Warum soll man dann dagegen argumentieren und die neuen Atheisten nicht einfach als Spinner abtun?
Weil sich auch die grösste Spinnerei unwahrscheinlich ausbreiten kann. Denken Sie nur, wie sich der Hexenwahn in Europa ausgebreitet hat, obwohl es der schrecklichste Aberglaube war. Eine Sache kann so
absurd sein, wie sie will, wenn es Motive gibt, sich diese Sache anzueignen, dann kommt es dazu. Schon vor Jahrzehnten hat Heinrich Böll einmal gesagt, dass er nicht leben möchte in einer Zivilisation, die ins
Heidentum zurückgefallen ist.
Viele sagen, auch der Atheismus sei eine Glaubensüberzeugung. Stimmen Sie dem zu?
Ja, dem ist so. Sehr schön deutlich wird das beim amerikanischen Philosophen Daniel Dennett, der auch zu diesen kämpferischen Atheisten gehört. In seinem Buch über das menschliche Bewusstsein schreibt
er: Ich möchte hier erklären, dass ich jede Art von Dualismus – also von Gedanken, dass es ausser dem Materiellen noch irgend etwas anderes gäbe – von vornherein ablehne und mich auch durch kein
Argument eines Besseren belehren lassen werde. Das aber ist nichts anderes als ein Dogma.

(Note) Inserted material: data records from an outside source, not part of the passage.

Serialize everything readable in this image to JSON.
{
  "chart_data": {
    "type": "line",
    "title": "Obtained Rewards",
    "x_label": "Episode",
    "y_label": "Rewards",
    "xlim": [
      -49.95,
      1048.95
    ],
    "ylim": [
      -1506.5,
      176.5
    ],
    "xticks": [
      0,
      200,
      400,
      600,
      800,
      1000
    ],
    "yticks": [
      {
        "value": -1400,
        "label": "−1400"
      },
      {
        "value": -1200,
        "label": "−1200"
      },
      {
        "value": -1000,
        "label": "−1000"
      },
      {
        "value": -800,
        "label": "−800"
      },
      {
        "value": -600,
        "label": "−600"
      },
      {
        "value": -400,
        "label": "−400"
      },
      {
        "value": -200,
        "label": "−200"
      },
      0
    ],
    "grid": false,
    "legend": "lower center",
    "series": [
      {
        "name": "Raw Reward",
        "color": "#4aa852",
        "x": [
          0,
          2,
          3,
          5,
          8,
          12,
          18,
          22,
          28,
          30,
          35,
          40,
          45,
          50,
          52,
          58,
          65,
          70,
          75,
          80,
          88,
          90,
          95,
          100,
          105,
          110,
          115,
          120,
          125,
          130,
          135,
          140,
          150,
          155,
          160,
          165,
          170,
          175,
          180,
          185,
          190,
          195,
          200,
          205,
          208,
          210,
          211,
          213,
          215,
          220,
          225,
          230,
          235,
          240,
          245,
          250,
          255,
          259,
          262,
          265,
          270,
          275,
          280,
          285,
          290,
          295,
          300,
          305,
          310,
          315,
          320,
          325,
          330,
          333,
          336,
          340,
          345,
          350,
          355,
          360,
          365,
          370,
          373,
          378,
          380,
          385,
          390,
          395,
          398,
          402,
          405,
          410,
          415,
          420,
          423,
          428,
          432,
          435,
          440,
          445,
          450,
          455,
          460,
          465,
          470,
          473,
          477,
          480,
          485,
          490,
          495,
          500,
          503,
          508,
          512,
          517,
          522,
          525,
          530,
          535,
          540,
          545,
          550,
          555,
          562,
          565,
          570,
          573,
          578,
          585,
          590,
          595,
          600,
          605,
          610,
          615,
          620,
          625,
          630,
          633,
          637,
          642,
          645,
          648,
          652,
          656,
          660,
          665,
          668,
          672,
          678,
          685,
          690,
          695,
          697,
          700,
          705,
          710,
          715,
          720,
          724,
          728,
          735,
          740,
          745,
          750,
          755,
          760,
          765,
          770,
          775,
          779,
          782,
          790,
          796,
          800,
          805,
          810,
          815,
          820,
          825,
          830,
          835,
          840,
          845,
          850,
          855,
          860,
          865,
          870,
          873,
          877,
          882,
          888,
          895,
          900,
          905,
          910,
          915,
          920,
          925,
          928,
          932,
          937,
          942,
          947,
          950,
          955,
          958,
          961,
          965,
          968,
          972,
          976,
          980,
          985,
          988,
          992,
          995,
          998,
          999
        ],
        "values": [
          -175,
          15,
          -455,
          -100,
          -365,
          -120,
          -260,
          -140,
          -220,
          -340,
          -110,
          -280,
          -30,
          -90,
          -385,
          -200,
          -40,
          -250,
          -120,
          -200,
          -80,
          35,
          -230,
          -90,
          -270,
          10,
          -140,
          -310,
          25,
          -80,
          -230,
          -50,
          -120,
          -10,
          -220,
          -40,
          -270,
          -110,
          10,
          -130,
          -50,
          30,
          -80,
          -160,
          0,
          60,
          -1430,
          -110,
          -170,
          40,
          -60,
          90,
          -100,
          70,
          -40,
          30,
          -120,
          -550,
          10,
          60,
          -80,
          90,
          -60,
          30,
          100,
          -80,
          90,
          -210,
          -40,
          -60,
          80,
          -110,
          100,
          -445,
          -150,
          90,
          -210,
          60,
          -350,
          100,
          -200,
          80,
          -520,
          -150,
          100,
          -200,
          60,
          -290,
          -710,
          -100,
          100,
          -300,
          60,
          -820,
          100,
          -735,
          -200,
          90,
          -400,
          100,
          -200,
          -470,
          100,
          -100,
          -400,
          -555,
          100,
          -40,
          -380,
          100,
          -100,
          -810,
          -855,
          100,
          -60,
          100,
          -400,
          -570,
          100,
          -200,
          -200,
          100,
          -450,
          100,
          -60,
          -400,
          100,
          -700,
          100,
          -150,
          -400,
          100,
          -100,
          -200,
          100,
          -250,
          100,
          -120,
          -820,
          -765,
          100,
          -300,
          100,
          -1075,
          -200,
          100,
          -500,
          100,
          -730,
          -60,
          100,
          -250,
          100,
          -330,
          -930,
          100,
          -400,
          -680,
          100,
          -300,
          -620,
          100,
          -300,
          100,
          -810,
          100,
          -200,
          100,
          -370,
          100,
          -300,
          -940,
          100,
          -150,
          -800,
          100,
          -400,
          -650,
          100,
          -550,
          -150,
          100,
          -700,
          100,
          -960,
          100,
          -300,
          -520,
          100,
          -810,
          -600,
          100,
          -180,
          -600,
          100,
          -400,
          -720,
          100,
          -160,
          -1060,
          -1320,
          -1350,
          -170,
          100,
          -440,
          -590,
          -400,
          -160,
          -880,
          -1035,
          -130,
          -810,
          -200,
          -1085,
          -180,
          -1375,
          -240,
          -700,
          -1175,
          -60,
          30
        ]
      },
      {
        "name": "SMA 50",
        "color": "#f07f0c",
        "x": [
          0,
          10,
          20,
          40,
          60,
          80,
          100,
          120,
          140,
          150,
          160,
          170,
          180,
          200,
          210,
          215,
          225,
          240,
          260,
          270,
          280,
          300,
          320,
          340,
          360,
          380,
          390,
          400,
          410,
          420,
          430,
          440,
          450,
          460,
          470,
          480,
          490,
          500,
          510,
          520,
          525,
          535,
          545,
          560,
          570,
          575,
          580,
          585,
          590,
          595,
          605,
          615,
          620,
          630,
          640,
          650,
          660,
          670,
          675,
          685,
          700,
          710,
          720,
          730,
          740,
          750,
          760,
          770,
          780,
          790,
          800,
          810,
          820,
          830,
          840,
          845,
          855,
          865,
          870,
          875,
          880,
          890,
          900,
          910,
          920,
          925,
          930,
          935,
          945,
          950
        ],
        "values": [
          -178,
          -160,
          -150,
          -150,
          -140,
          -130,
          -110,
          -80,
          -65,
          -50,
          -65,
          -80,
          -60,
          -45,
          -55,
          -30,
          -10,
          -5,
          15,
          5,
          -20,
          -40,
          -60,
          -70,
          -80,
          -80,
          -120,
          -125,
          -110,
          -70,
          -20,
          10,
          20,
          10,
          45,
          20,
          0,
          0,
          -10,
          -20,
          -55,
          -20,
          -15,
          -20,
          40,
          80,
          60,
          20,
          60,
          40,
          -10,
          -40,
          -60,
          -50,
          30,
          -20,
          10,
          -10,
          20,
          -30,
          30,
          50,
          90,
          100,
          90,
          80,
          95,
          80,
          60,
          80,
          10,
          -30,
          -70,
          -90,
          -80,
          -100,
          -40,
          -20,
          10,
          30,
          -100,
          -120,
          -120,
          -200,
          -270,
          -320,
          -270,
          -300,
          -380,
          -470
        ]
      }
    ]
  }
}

Zum Schluss eine persönliche Frage: Hatten Sie selber auch schon atheistische Phasen?
In einer radikalen Art, nein. Natürlich, wenn man jugendlich ist, stellt man vieles in Frage und zweifelt an allem Möglichen. Aber der Zweifel ist bei mir immer ein theoretischer geblieben und hat mich nie davon
abgehalten, den Besuch der Messe fortzusetzen, weil der Zweifel nie zu einer Gewissheit geworden ist. Denn ich habe mir immer gesagt, es könnte ja wahr sein, und dann würde ich einen grossen Fehler
machen, wenn ich nicht hinginge. So kann ich sagen: Das Geschenk, glauben zu können, hat mich eigentlich nie verlassen, obschon ich weiss, dass es einem abhandenkommen kann.
Dieser Beitrag erschien erstmals in der forum-Ausgabe 3/2008.